Comme Tokyo et Séoul n’ont pas d’alliance de sécurité et partagent un passé amer qui comprend la colonisation japonaise de la péninsule coréenne de 1910 à 1945, les responsables japonais impliqués dans la rédaction de certaines des déclarations du sommet ont déclaré qu’ils étaient prudents quant à la formulation des documents.
L’administration Biden avait poussé l’idée d' »institutionnaliser » la coopération trilatérale pour tenter de rendre leur cadre plus durable, mais cela, ainsi que des phrases et des mots utilisés à plusieurs reprises par de hauts responsables américains à l’approche du sommet, tels que le la mise en place d’une « hotline » et d’une « urgence » n’étaient pas incluses dans les déclarations.
L’un des responsables japonais, qui s’est exprimé sous couvert d’anonymat, a suggéré que Tokyo était réticent à employer un mot qui pourrait donner l’impression que le cadre trilatéral se transformerait en une alliance de sécurité, notant que certaines remarques du côté américain dépassaient ce qui avait été convenu.
Biden, Kishida et Yoon ont également discuté des préoccupations communes concernant les actions de la Chine qui vont à l’encontre de l’ordre international fondé sur des règles et ont évoqué son « comportement dangereux et agressif » en mer de Chine méridionale.
Nicholas Szechenyi, directeur adjoint pour l’Asie au Centre d’études stratégiques et internationales, a déclaré que le renforcement de la relation trilatérale serait « efficace » contre la Chine, qui accuse les Etats-Unis d’essayer de former progressivement une « mini OTAN » en Asie.

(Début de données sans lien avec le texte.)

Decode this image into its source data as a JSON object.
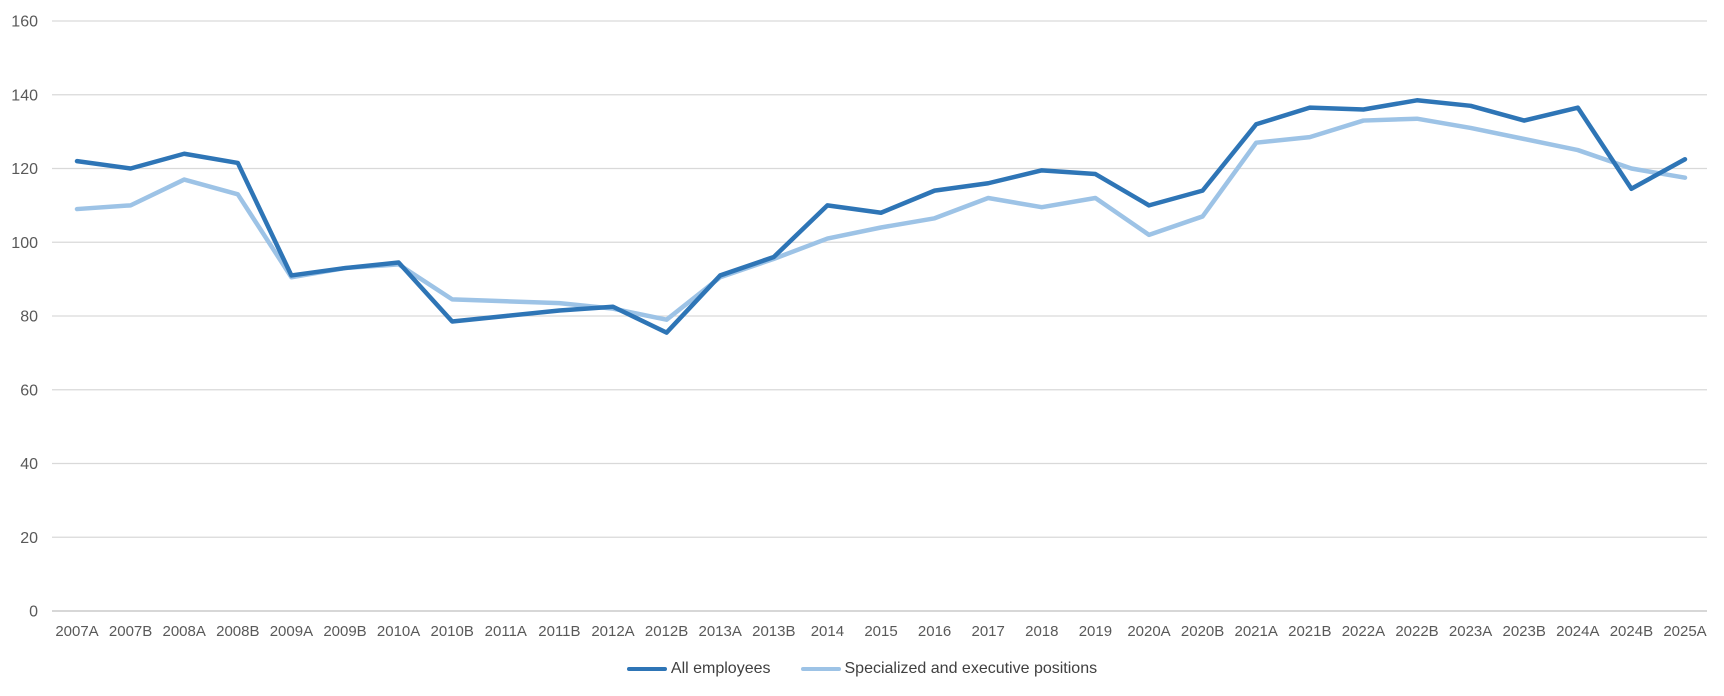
{
  "chart_data": {
    "type": "line",
    "title": "",
    "xlabel": "",
    "ylabel": "",
    "ylim": [
      0,
      160
    ],
    "yticks": [
      0,
      20,
      40,
      60,
      80,
      100,
      120,
      140,
      160
    ],
    "grid": "horizontal",
    "legend_position": "bottom-center",
    "categories": [
      "2007A",
      "2007B",
      "2008A",
      "2008B",
      "2009A",
      "2009B",
      "2010A",
      "2010B",
      "2011A",
      "2011B",
      "2012A",
      "2012B",
      "2013A",
      "2013B",
      "2014",
      "2015",
      "2016",
      "2017",
      "2018",
      "2019",
      "2020A",
      "2020B",
      "2021A",
      "2021B",
      "2022A",
      "2022B",
      "2023A",
      "2023B",
      "2024A",
      "2024B",
      "2025A"
    ],
    "series": [
      {
        "name": "All employees",
        "color": "#2E75B6",
        "values": [
          122,
          120,
          124,
          121.5,
          91,
          93,
          94.5,
          78.5,
          80,
          81.5,
          82.5,
          75.5,
          91,
          96,
          110,
          108,
          114,
          116,
          119.5,
          118.5,
          110,
          114,
          132,
          136.5,
          136,
          138.5,
          137,
          133,
          136.5,
          114.5,
          122.5
        ]
      },
      {
        "name": "Specialized and executive positions",
        "color": "#9DC3E6",
        "values": [
          109,
          110,
          117,
          113,
          90.5,
          93,
          94,
          84.5,
          84,
          83.5,
          82,
          79,
          90.5,
          95.5,
          101,
          104,
          106.5,
          112,
          109.5,
          112,
          102,
          107,
          127,
          128.5,
          133,
          133.5,
          131,
          128,
          125,
          120,
          117.5
        ]
      }
    ],
    "colors": {
      "gridline": "#D9D9D9",
      "zero_axis": "#BFBFBF",
      "tick_label": "#595959",
      "legend_text": "#404040",
      "background": "#FFFFFF"
    }
  }
}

« Si la Chine ne s’en souciait pas et ne répondait pas, cela signifierait qu’elle n’a pas eu d’impact. Cela complique la stratégie chinoise », a déclaré Szechenyi.
Il s’est dit également « optimiste quant à la durabilité de ce cadre car je pense que le Japon et la Corée du Sud conviennent que l’environnement de sécurité en Asie du Nord-Est se détériore rapidement », citant les menaces posées par la coercition chinoise et les programmes de missiles balistiques et d’armes nucléaires de la Corée du Nord. .
« Ils n’ont donc pas d’autre choix que de renforcer leurs propres capacités de défense, d’améliorer les relations entre eux et de renforcer la coordination avec les États-Unis », a-t-il déclaré.
Un haut responsable de l’administration Biden a déclaré: « Rien dans la vie n’est absolument irréversible. »
Mais le responsable, qui a refusé d’être nommé, a déclaré que les chances qu’un futur président américain modifie l’engagement trilatéral sont minces, car le renforcement des alliances et des partenariats de Washington est largement soutenu par le courant dominant des partis démocrate et républicain.
« Personnellement, j’ai rarement connu un tel accord bipartite sur une initiative », a-t-il déclaré.